In those years, God was working in many places – in Pennsylvania with the preaching ministry of William and Gilbert Tennent, in Virginia with Samuel Davies, and throughout England with John and Charles Wesley, to name a few. The reverberations are still felt today, especially in the strong legacy of sound doctrine being a mighty conduit for God to speak into people’s hearts.
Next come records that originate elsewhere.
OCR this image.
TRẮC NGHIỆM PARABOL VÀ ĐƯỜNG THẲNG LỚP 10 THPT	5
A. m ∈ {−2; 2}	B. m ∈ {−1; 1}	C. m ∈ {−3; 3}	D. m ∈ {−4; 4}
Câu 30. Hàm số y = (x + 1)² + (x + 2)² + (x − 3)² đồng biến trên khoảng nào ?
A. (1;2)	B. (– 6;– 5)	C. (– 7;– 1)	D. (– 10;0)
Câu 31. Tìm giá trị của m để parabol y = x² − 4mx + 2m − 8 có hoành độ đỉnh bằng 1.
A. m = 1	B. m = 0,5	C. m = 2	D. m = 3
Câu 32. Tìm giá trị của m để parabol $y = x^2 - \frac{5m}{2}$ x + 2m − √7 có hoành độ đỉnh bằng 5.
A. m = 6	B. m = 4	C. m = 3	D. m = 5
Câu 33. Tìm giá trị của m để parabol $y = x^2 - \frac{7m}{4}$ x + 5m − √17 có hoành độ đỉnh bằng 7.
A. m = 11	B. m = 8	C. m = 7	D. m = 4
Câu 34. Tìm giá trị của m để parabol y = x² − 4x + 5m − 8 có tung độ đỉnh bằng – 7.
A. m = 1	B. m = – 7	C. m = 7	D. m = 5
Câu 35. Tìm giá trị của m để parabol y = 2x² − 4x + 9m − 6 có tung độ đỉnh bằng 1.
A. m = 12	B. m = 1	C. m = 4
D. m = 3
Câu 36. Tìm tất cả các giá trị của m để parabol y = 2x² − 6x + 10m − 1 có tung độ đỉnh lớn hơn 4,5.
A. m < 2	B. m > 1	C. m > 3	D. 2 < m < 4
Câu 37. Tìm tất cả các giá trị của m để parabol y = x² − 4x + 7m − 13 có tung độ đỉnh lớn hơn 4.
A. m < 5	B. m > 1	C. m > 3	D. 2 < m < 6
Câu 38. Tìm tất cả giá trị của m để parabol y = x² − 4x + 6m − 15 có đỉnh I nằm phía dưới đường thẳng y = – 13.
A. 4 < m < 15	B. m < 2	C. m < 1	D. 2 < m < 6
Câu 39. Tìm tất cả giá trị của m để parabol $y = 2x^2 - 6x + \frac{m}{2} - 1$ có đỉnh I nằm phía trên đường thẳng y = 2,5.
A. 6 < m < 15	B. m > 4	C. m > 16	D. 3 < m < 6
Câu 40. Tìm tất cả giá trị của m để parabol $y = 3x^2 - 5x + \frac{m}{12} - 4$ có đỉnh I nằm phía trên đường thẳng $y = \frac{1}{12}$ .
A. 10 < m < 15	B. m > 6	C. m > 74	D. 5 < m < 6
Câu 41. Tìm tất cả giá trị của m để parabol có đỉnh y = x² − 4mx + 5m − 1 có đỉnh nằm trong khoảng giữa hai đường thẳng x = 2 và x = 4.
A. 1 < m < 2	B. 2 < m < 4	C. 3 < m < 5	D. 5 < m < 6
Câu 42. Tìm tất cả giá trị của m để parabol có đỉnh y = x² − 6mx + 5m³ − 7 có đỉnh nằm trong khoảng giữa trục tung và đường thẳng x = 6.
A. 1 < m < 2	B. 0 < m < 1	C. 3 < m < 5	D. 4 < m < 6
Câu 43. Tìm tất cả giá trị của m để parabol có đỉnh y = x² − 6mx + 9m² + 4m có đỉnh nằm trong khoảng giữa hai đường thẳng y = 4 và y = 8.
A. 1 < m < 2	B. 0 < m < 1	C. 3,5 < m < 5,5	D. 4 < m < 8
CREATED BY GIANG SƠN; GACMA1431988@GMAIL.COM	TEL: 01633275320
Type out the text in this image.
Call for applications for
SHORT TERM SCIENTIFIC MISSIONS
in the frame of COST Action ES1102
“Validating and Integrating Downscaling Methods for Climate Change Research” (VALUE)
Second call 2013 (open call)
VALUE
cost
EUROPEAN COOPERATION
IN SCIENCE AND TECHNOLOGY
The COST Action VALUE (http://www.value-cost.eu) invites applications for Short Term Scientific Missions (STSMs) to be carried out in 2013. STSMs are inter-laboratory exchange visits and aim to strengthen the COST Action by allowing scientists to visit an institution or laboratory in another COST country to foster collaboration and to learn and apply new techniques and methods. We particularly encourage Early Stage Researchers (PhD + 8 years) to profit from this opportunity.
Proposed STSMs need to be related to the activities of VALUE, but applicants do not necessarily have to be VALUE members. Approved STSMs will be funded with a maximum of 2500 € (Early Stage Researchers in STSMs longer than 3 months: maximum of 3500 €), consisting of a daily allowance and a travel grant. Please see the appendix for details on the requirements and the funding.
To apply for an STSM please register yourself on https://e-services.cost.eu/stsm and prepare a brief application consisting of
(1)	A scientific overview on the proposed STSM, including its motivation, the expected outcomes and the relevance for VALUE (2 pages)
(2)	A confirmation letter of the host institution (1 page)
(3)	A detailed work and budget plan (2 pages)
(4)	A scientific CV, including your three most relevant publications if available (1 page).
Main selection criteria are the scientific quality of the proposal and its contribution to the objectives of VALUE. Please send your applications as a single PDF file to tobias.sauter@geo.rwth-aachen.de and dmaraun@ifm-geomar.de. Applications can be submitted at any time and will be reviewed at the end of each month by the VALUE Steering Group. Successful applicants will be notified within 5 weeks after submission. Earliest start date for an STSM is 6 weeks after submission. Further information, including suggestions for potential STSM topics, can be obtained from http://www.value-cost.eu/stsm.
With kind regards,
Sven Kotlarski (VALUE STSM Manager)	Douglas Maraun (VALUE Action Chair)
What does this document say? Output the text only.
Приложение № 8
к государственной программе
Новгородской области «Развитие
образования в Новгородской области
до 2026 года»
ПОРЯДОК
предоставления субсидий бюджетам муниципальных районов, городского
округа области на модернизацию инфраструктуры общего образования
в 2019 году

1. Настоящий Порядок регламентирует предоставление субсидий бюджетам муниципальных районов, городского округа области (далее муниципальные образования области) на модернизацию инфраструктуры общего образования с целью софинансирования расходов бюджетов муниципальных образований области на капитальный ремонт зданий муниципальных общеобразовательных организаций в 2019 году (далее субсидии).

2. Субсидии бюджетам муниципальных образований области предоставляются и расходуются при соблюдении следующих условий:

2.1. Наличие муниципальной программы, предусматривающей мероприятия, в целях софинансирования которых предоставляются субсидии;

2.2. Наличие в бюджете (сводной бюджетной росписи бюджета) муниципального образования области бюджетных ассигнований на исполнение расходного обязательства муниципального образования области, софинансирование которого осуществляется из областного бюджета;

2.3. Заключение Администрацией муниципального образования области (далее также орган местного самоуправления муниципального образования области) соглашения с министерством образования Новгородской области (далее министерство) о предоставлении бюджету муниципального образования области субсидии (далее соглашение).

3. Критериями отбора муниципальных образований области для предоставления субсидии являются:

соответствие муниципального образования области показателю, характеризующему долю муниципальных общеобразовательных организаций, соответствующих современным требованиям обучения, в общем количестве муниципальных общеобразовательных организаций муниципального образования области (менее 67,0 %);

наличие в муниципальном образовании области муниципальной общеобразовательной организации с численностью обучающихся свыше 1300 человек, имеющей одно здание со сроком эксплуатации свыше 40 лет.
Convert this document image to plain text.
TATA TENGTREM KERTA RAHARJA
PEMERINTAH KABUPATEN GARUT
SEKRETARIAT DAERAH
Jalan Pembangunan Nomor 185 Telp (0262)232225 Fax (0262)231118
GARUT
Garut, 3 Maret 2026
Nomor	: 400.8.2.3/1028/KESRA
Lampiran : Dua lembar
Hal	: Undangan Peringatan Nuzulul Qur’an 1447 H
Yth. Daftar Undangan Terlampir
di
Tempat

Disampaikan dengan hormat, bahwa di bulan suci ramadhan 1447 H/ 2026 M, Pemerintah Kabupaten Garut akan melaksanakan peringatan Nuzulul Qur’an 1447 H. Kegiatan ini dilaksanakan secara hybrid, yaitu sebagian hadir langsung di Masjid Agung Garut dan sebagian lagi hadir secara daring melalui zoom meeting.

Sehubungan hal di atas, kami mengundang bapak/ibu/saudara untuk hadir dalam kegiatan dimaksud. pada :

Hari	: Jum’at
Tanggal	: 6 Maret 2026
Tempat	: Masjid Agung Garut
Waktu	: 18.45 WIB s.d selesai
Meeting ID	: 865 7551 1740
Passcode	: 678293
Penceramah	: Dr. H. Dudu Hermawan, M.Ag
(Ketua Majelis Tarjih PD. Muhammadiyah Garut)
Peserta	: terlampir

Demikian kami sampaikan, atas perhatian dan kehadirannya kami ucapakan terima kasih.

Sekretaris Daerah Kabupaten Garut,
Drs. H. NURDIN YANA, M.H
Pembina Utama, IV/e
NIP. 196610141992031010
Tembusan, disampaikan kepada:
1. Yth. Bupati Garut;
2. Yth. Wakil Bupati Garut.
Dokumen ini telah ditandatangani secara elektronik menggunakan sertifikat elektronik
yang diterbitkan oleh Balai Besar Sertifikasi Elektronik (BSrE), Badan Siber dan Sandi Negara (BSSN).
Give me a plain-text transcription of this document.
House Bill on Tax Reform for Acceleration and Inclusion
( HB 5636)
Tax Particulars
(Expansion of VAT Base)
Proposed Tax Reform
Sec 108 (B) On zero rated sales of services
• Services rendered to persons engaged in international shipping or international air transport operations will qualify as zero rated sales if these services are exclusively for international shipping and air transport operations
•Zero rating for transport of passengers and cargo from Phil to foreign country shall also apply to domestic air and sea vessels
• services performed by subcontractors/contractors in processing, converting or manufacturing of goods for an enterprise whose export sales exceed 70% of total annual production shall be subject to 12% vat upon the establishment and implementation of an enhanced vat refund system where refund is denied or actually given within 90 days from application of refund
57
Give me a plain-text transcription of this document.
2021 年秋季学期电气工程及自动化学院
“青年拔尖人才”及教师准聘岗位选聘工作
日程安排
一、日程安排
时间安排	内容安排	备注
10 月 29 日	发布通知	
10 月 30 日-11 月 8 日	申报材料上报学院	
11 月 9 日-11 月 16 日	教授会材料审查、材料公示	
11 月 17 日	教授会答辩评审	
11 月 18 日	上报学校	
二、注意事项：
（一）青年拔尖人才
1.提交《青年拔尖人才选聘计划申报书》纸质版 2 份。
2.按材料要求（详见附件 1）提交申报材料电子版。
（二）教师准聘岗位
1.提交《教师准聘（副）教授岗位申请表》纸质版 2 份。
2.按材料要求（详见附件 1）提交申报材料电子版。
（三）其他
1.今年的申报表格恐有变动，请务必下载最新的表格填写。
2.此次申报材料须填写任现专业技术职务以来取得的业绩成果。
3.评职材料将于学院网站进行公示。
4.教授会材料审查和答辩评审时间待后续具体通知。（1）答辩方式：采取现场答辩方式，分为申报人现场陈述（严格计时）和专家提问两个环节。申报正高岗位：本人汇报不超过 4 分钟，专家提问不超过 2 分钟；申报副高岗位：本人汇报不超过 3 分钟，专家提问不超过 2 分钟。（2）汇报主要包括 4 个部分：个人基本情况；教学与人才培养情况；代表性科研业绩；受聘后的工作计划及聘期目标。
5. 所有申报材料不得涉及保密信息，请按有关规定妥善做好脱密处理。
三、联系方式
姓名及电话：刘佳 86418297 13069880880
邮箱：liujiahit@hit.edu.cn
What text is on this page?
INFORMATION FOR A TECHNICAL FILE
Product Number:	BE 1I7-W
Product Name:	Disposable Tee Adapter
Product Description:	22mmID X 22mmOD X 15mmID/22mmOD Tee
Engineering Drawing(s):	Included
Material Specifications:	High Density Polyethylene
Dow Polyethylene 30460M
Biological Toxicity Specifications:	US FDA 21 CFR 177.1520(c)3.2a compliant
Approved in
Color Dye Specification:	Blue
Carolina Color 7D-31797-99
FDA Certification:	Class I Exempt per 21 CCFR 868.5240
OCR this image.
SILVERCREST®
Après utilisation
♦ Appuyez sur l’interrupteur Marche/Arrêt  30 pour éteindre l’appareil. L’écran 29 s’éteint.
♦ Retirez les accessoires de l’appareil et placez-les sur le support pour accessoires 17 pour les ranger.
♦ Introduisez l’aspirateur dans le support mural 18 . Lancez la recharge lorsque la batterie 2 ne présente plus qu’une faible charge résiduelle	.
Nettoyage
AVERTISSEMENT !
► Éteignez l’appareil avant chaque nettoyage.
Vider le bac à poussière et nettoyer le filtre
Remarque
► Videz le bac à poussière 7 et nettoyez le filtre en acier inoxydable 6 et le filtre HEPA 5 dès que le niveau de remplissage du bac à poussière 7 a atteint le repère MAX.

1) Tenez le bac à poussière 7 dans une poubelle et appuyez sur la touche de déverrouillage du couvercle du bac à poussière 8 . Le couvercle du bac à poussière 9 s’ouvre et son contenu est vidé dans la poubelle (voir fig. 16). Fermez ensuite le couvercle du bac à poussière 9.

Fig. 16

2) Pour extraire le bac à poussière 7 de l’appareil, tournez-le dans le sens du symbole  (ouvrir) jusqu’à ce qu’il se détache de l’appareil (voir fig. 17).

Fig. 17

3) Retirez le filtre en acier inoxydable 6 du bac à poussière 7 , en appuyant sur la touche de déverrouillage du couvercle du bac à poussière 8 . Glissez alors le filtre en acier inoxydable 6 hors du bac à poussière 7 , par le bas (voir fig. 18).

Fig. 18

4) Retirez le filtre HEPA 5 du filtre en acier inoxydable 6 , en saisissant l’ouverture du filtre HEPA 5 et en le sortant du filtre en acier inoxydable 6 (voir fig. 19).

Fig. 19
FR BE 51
Edwards wouldn’t retire as the emeritus pastor of his church. In 1750, the congregation kicked him out because he attempted to rid it of all Halfway Covenant remnants and call the people to more holy lives. He moved to the borders of Massachusetts, became a missionary pastor to 150 Mahican and Mohawk families, and continued to write. In 1757, he became president of the College of New Jersey (today Princeton University) and died a few months later.
So, back to my trip to Northampton. I’d imagine if a reenactment of Edwards’s “Sinners in the Hands of an Angry God” were performed, the sermon’s final plea would be responded to with a shallow ripple of smug chuckles. “Therefore, let every one that is out of Christ, now awake and fly from the wrath to come,” Edwards preaches, “The wrath of Almighty God is now undoubtedly hanging over a great part of this congregation. Let every one fly out of Sodom: ‘Haste and escape for your lives, look not behind you, escape to the mountain, lest you be consumed.'”
What can we do as pastors, knowing our moment in history is so much more within a fallen world? Here are a few lessons I see in Jonathan Edwards. I hope they’re helpful.
Substance over show
Let’s concentrate on the substance of the sermons from our pulpits and not so much the messenger. Historians suggest that Edwards read his sermons with little gesture and inflection in his voice which might help balance where we concentrate our preparation – less on delivery and more on doctrine.
No halfway measures
This is a difficult one because there is so little support in people’s daily lives to push them toward holiness. Edwards took a stand that would not only cost him his pulpit, but would shrink the church if enacted. It is easy for us to want the requirements of holiness to be lessened or amended. It may show up through our minimal membership requirements or absence of church discipline or simply our reluctance toward confrontation. Luke 20:18 says, “Everyone who falls on that stone will be broken to pieces; anyone on whom it falls will be crushed”. Let us be broken.
Compassion and truth
Edwards was not without compassion. The message of God’s invitation is throughout his sermons and it’s a compassionate plea to be converted and join the people of God. However, it’s a truthful message. It doesn’t hide Hell in a corner for some other, more suitable time to discuss. “O sinner!” Edwards preaches. “Consider the fearful danger you are in: it is a great furnace of wrath, a wide and bottomless pit, full of the fire of wrath, that you are held over in the hand of that God, whose wrath is provoked and incensed as much against you, as against many of the damned in hell. You hang by a slender thread, with the flames of divine wrath flashing about it, and ready every moment to singe it, and burn it asunder…”
Jonathan Edwards is a powerful preacher from the past, and one who can speak into our present ministries as we are carried along in the Gospel work God calls us to do. If you want more resources on Jonathan Edwards, I’d encourage you to visit edwards.yale.edu.